The mysterious nature of the eponymous Space Between is a key theme of the piece, and even by the end, there’s room for interpretation depending on your beliefs and worldview. This much, though, is clear: it’s a place of comforting familiarity but also horrific dislocation, and once you’ve found your way into it, it’s difficult to leave. Pitches’ fear and confusion as it warps and shifts around him is overwhelming to watch at times, as his tortured and twisting body throws harsh shadows on the bare unyielding wall.

Yet those same shadows, and that same physicality, bring a kind of peace later on – as we learn alongside him what force has brought him here, and what he needs to do to escape it. And it’s in quieter moments like that one that we see the final piece of the jigsaw: alongside his commanding presence and powerful singing voice, Pitches is a first-rate actor.
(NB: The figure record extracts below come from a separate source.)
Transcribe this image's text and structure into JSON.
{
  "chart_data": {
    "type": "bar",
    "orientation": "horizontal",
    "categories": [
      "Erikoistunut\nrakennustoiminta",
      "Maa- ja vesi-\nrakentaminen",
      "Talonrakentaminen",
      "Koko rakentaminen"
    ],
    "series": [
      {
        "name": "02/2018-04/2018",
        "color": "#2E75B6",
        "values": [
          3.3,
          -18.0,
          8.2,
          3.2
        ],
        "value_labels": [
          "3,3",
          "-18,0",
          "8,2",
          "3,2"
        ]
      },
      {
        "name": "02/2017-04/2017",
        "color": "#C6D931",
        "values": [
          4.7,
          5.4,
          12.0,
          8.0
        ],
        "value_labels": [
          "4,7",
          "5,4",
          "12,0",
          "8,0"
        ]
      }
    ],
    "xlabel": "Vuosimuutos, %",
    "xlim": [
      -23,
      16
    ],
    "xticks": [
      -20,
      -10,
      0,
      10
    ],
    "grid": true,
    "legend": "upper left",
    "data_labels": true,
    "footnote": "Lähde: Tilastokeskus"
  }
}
You sense that from the introduction, when his voice suddenly catches, and the mood switches in an instant from anticipation to distress.

This is a show that takes some unpicking, and the surreal ambiance with its ambiguous storytelling won’t delight everyone. But there could be no stronger metaphor for the crooked path through grief, nor a better showcase for Pitches’ stunningly varied talents. Most importantly, as I know from the programme notes, it’s a beautiful valediction for two people he cares about – and a fortifying guide to a journey we almost all have to endure.